Design and construction of stable adsorbents for efficient separation and purification of natural gas and C₂H₂ is fundamentally important in the chemical industry, and hierarchical cage-based MOFs are attractive in this regard due to their intrinsic structural advantages. In this work, a cage-based MOF (termed ZJNU-15) assembled from a tetranuclear Cu₄O-based SBU and an amine-functionalized N,O-mixed donor ligand was solvothermally constructed. Single-crystal X-ray diffraction studies showed that the resulting MOF incorporates two different types of polyhedral cages in the entire network and bears incompatible open copper sites and uncoordinated amine groups immobilized in the pore surface.

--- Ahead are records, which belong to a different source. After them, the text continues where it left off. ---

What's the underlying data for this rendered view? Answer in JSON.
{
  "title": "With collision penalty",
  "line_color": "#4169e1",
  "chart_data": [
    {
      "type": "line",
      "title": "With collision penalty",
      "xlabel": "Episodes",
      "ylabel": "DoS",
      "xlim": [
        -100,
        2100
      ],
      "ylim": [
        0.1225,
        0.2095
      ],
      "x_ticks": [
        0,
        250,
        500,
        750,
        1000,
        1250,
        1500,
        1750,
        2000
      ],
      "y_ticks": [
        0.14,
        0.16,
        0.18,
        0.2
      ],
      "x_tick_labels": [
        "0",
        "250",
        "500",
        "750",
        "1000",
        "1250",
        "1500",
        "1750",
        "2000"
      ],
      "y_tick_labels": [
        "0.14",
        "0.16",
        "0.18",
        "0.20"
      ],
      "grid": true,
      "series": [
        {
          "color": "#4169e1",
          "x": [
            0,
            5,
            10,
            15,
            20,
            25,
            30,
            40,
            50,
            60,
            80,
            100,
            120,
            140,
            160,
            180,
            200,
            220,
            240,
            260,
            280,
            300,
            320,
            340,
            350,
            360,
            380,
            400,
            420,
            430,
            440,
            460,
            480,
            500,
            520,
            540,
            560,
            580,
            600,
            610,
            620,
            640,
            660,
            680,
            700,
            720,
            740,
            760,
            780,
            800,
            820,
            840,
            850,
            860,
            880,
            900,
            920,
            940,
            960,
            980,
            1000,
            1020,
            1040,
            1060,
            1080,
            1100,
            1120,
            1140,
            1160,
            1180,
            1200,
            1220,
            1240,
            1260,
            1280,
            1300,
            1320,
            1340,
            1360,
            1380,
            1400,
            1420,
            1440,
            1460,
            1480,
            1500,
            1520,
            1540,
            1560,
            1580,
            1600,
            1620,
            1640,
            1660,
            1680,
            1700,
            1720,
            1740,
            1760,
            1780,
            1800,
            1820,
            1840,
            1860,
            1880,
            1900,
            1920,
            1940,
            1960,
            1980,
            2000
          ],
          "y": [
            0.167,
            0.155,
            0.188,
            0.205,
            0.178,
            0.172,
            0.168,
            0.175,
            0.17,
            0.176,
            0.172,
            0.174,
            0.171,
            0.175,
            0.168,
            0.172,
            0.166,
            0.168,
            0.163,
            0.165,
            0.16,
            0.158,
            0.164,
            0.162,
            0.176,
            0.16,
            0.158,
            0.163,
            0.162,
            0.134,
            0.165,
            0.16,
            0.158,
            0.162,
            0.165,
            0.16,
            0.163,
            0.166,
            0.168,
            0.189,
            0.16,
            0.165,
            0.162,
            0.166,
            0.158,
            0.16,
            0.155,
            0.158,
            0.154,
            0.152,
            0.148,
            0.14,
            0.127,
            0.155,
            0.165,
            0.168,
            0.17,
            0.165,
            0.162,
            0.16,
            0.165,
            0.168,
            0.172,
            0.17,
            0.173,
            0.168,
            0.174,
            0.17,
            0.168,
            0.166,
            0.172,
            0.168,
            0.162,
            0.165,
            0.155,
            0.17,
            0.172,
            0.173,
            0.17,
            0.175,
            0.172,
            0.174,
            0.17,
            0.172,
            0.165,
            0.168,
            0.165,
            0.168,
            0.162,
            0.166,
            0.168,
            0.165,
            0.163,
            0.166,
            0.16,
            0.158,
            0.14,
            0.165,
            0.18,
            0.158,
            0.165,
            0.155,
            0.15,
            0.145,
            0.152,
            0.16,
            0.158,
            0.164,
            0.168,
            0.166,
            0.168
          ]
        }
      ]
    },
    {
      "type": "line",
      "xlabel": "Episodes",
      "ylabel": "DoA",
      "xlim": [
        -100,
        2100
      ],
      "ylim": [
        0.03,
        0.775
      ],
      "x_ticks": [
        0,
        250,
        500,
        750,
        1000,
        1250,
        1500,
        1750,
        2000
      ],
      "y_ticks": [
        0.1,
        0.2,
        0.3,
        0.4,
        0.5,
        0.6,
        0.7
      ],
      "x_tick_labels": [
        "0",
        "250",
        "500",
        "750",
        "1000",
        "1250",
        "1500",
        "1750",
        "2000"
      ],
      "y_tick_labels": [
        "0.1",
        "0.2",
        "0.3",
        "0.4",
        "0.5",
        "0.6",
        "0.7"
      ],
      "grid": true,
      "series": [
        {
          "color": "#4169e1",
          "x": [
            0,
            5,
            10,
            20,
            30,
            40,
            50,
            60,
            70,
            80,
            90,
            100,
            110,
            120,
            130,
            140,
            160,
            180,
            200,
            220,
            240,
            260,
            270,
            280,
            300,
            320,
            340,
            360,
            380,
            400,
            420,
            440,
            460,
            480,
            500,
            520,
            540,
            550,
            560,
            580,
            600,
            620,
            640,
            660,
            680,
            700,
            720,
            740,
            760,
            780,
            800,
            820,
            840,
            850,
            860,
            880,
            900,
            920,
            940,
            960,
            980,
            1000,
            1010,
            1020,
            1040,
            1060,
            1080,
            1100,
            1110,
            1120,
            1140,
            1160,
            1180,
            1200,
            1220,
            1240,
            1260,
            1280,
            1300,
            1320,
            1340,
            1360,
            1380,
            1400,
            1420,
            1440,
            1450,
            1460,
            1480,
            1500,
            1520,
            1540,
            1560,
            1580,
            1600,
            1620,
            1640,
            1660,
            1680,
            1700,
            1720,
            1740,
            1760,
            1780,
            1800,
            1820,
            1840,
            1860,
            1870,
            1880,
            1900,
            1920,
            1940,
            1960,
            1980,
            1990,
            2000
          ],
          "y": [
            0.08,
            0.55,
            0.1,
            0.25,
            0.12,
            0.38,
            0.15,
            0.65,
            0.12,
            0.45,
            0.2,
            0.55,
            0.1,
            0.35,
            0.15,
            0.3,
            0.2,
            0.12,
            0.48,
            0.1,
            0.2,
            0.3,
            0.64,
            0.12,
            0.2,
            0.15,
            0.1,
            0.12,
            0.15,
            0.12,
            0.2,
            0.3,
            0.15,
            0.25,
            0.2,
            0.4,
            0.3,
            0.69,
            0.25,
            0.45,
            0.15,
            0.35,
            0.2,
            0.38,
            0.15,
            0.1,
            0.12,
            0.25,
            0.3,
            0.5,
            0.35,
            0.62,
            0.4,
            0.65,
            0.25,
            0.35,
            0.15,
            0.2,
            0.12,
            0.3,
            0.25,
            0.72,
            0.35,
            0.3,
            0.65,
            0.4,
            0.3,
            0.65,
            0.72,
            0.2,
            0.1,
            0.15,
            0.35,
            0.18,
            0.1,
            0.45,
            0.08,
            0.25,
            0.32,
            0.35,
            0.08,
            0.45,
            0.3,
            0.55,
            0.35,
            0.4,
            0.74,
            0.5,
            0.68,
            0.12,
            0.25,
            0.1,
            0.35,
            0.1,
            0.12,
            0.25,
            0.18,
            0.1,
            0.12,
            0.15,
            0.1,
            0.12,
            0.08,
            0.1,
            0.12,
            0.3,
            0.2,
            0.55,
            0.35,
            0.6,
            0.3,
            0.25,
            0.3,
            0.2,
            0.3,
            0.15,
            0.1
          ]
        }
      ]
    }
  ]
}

In view of its intriguing structural features, its gas adsorption properties with respect to C₂ hydrocarbons, CO₂, and CH₄ were systematically investigated, revealing that it could achieve efficient removal of C₂ hydrocarbons and CO₂ from CH₄ as well as separation of a binary C₂H₂–CO₂ mixed gas, which is associated with natural gas and C₂H₂ separation and purification. At 298 K and 1 atm, for equimolar binary components, the IAST-predicted adsorption selectivities for C₂ hydrocarbons over CH₄ are above 17.7, while the CO₂/CH₄ and C₂H₂/CO₂ adsorption selectivities are 5.0 and 4.4, respectively. Notably, stability studies showed that the framework maintained its structural integrity after being immersed in HCl/NaOH aqueous solutions within a pH range of 4–11 at ambient temperature for 24 h, indicating its good hydrolytic stability under harsh chemical conditions, which might lay a solid foundation for its practical applications.